The Insurance Division began liquidating CoOportunity in February after it took over management of the not-for-profit health insurer at the end of December. CoOportunity was set up with $146 million in federal funds under the Affordable Care Act and was licensed to do business in 2013.
But the co-op found it had too many members for its reserves and not enough cash on hand. That, compounded by the fact that it could not obtain additional funds from the Centers for Medicare and Medicaid Services (CMS), forced CoOportunity into a tough financial spot.
CoOportunity had about 120,000 members in Iowa and Nebraska - far more than original projections - when state regulators took over in December. Court documents show that the company had an operating loss of more than $163 million in 2014 and an operating loss of $4 million at the end of January 2015.
CoOportunity reported cash and assets of $13 million at the end of 2014, with its liabilities exceeding its assets by $48 million.
More than 2,600 Iowans and 11,100 Nebraskans still had CoOportunity health plans as of Thursday, insurance division officials reported.
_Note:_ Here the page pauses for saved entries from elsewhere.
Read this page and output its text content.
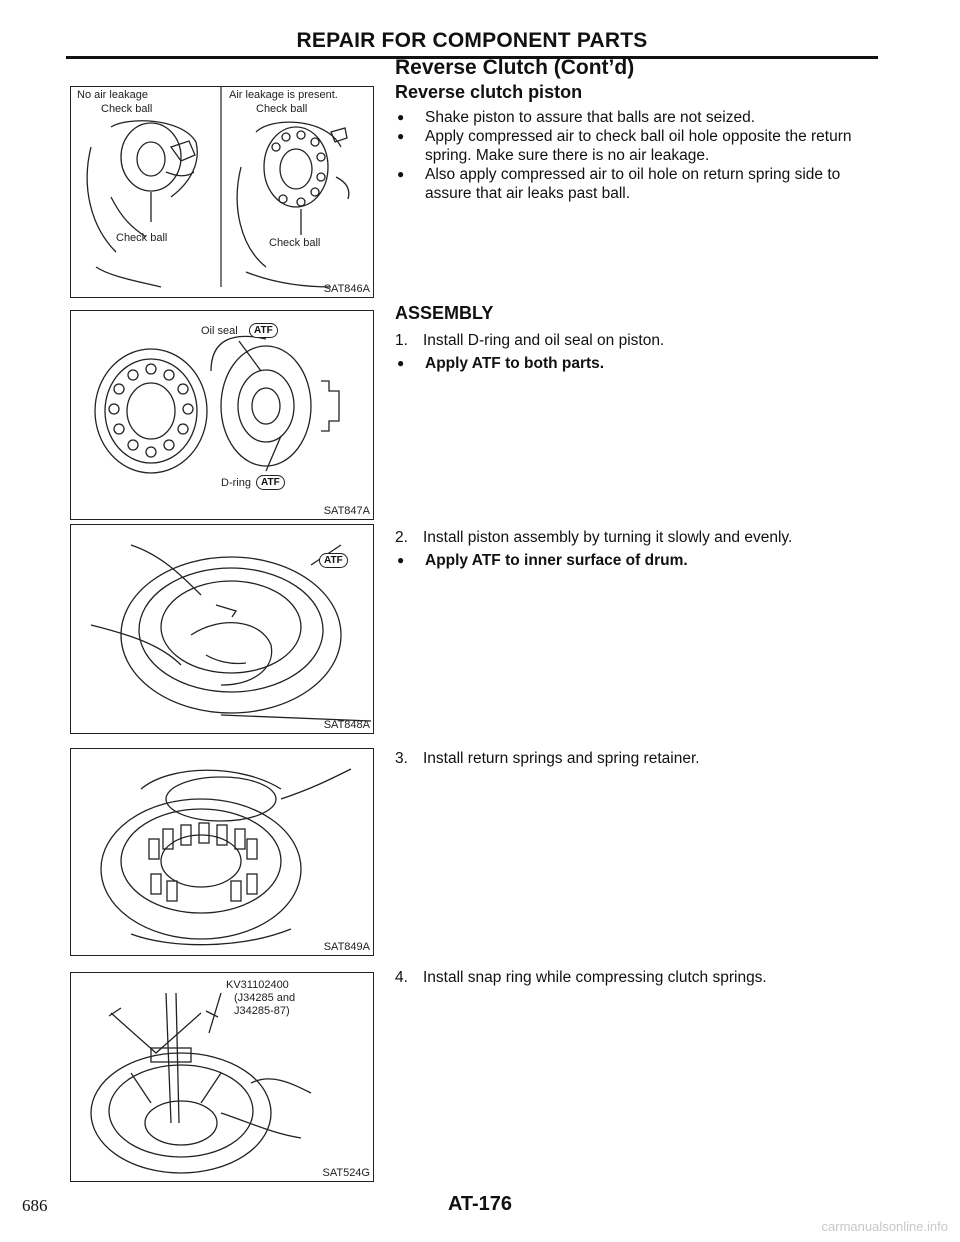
REPAIR FOR COMPONENT PARTS
Reverse Clutch (Cont’d)
Reverse clutch piston
●	Shake piston to assure that balls are not seized.
●	Apply compressed air to check ball oil hole opposite the return spring. Make sure there is no air leakage.
●	Also apply compressed air to oil hole on return spring side to assure that air leaks past ball.
ASSEMBLY
1. Install D-ring and oil seal on piston.
●	Apply ATF to both parts.
2. Install piston assembly by turning it slowly and evenly.
●	Apply ATF to inner surface of drum.
3. Install return springs and spring retainer.
4. Install snap ring while compressing clutch springs.
No air leakage
Check ball
Check ball
Air leakage is present.
Check ball
Check ball
SAT846A
Oil seal	ATF
D-ring	ATF
SAT847A
ATF
SAT848A
SAT849A
KV31102400
(J34285 and
J34285-87)
SAT524G
686	AT-176
carmanualsonline.info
Those still enrolled with CoOportunity lost tax credit eligibility on March 1, as their plans no longer qualify under the Affordable Care Act. Policyholders who continue to pay premiums can still receive coverage of up to $500,000, but plans will be canceled on Aug. 31.
Small group plans will be canceled on April 15.
However, a special enrollment period exists for those still enrolled through April 29.
Coventry Health Care is now the only insurer selling plans eligible for subsidies on the state's marketplace, but Gerhart told an Iowa Senate panel in early February that he expects as many as three health insurance companies to join this year.
The Iowa Insurance Division is projecting that money recouped from the federal reinsurance, risk corridor and risk adjustment program on behalf of CoOportunity will be used to help pay back the Iowa and Nebraska Life and Health Insurance Guaranty Associations and other outstanding creditors, including agents and vendors.